The bad part about being self-employed however (and this is primarily for one person shops such as my own) is that you are every resource you have for the most part. Need to get a website up? Unless you have the capital guess who’s going to learn HTML/CSS/Javascript among other things? The other negative side is that since you’re self-employed and solo you’ll have little chance to turn to any co-workers for assistance or maybe just to vent or get input. The worst part however is time management. If you’re lucky enough to be located far away from all friends and family then you’ll have little choice but to focus on your project (though I would have to ask how in the world you’re funding yourself) and if you’re not then chances are that someone is helping to take care of you and therefore knows you’re “free” and the unless they’re uncommonly generous enough to understand where you’re coming from they will try to employ you in some mundane task that they could use a hand with. Good luck hoping they’ll remember that you are actually looking down the barrel of the biggest and possibly the most important undertaking of your life! Don’t even get me started with medical insurance to which I’ve taken an analogy of medical care being like the best ice cream ever and insurance the necessary spoon to taste it with. Then I think of the Matrix and say, “There is no spoon.”
And now for working under an employer.
The best part about working for someone is that you’re getting paid and there’s a good chance you have insurance. You also have little issues explaining to people why you can’t help them. If fact you can even miss parties and affairs with no heads up and then be immediately excused by most with the magic words, “Work called me in last minute” or something of that nature.

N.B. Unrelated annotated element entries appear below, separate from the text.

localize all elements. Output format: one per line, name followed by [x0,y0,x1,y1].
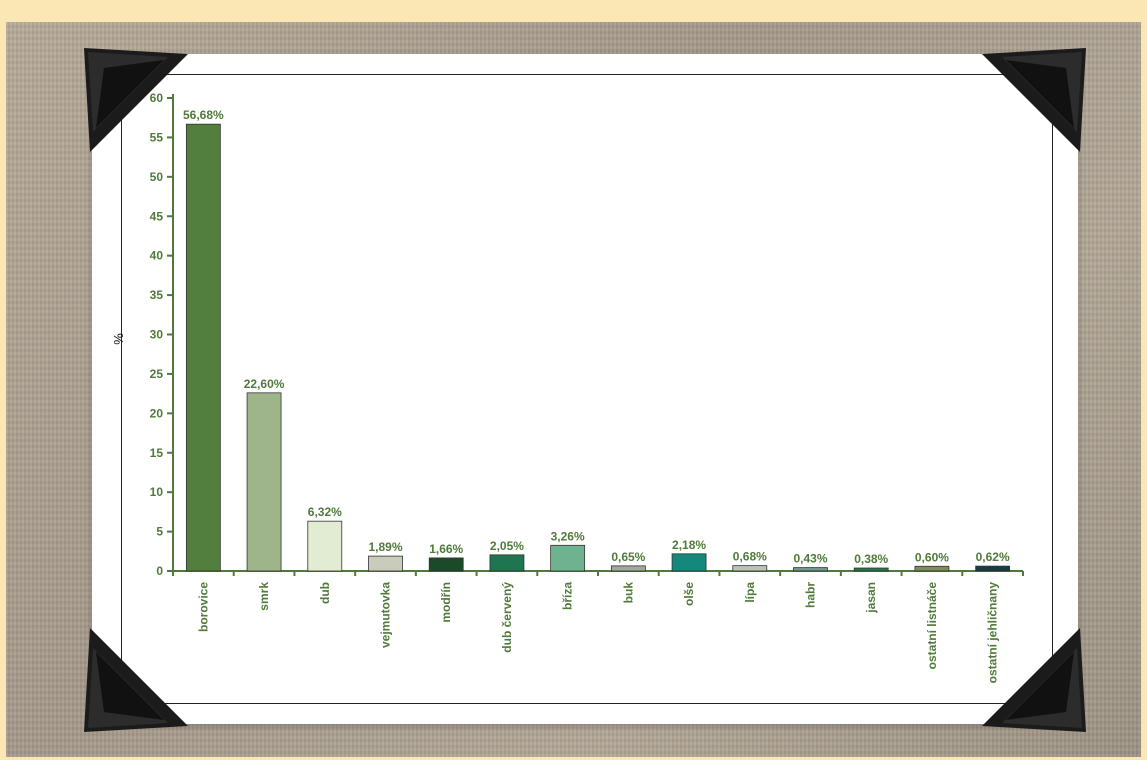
card-inner-border [121,74,1053,704]
data-labels: 56,68% 22,60% 6,32% 1,89% 1,66% 2,05% 3,26% 0,6… [183,108,1010,566]
bar [185,123,221,572]
bar [246,392,282,572]
y-tick-label: 50 [150,170,164,184]
category-label: modřín [439,582,453,623]
category-labels: borovice smrk dub vejmutovka modřín dub červe… [196,582,999,684]
data-label: 2,05% [490,539,524,553]
y-tick-label: 55 [150,130,164,144]
data-label: 0,43% [793,552,827,566]
bar [428,557,464,572]
category-label: smrk [257,582,271,611]
data-label: 0,62% [976,550,1010,564]
data-label: 0,68% [733,550,767,564]
category-label: vejmutovka [379,582,393,648]
bar [671,553,707,572]
bar [853,567,889,572]
category-label: dub [318,582,332,604]
bar [975,565,1011,572]
data-label: 1,89% [368,540,402,554]
y-tick-label: 25 [150,367,164,381]
category-label: bříza [561,582,575,610]
category-label: lípa [743,582,757,603]
bar-chart: 0 5 10 15 20 25 30 35 40 45 50 55 60 56,68% 22,60% 6,3… [111,91,1024,684]
y-tick-label: 10 [150,485,164,499]
category-label: borovice [196,582,210,632]
category-label: ostatní jehličnany [986,582,1000,684]
data-label: 56,68% [183,108,224,122]
y-tick-label: 0 [156,564,163,578]
y-tick-label: 20 [150,406,164,420]
data-label: 0,65% [611,550,645,564]
data-label: 0,38% [854,552,888,566]
y-tick-label: 35 [150,288,164,302]
category-label: dub červený [500,582,514,653]
data-label: 22,60% [244,377,285,391]
bar [793,567,828,572]
category-label: habr [804,582,818,608]
photo-corner-top-left [84,48,188,152]
y-axis-title: % [111,333,126,345]
bar [732,565,768,572]
bar [489,554,525,572]
bar [307,520,343,572]
data-label: 6,32% [308,505,342,519]
data-label: 2,18% [672,538,706,552]
photo-corner-bottom-left [84,628,188,732]
bar [550,544,586,572]
x-axis [172,570,1024,576]
photo-corner-top-right [982,48,1086,152]
y-tick-label: 30 [150,328,164,342]
category-label: ostatní listnáče [925,582,939,670]
data-label: 1,66% [429,542,463,556]
bar [610,565,646,572]
y-tick-label: 60 [150,91,164,105]
category-label: olše [682,582,696,606]
y-tick-label: 45 [150,209,164,223]
y-tick-label: 15 [150,446,164,460]
bar [368,555,403,572]
bar [914,565,950,572]
photo-corner-bottom-right [982,628,1086,732]
data-label: 3,26% [551,529,585,543]
y-tick-label: 5 [156,525,163,539]
data-label: 0,60% [915,550,949,564]
y-axis: 0 5 10 15 20 25 30 35 40 45 50 55 60 [150,91,174,578]
category-label: buk [621,582,635,604]
bars [185,123,1011,572]
y-tick-label: 40 [150,249,164,263]
category-label: jasan [864,582,878,614]
photo-card: 0 5 10 15 20 25 30 35 40 45 50 55 60 56,68% 22,60% 6,3… [92,54,1078,724]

Here’s the rub though. If you had any vision of doing something your way then just forget it. If you’re at the bottom you can just learn to be happy knowing that your part was at least handled by you but forget about any notion of creative control. Maybe they might take a suggestion but that’s not exactly free reign. Even if you’re the main producer of the game, it doesn’t mean you don’t take orders from a publisher or some other investor of some time. Also, you’ll have to come to grips that not only are you possibly going to have to deal with the fact that you’re possibly underpaid but you will also have to learn to take the occasional figurative “take it in the ass” which is basically when management decides to put their hand up your ass and control you like a puppet because they know you would be damned before you decided to happily do the task yourself. Things like this include making decisions on how to treat your employees or taking your perfect plan and replacing it with a pile of blood and urine topped with a spoon (you cringe to ask what the spoon is for in favor of a Matrix, “there is no spoon” approach to the question).
So there it is, both sides have their ups and downs and if you want to be happy just remember: “There is no spoon”.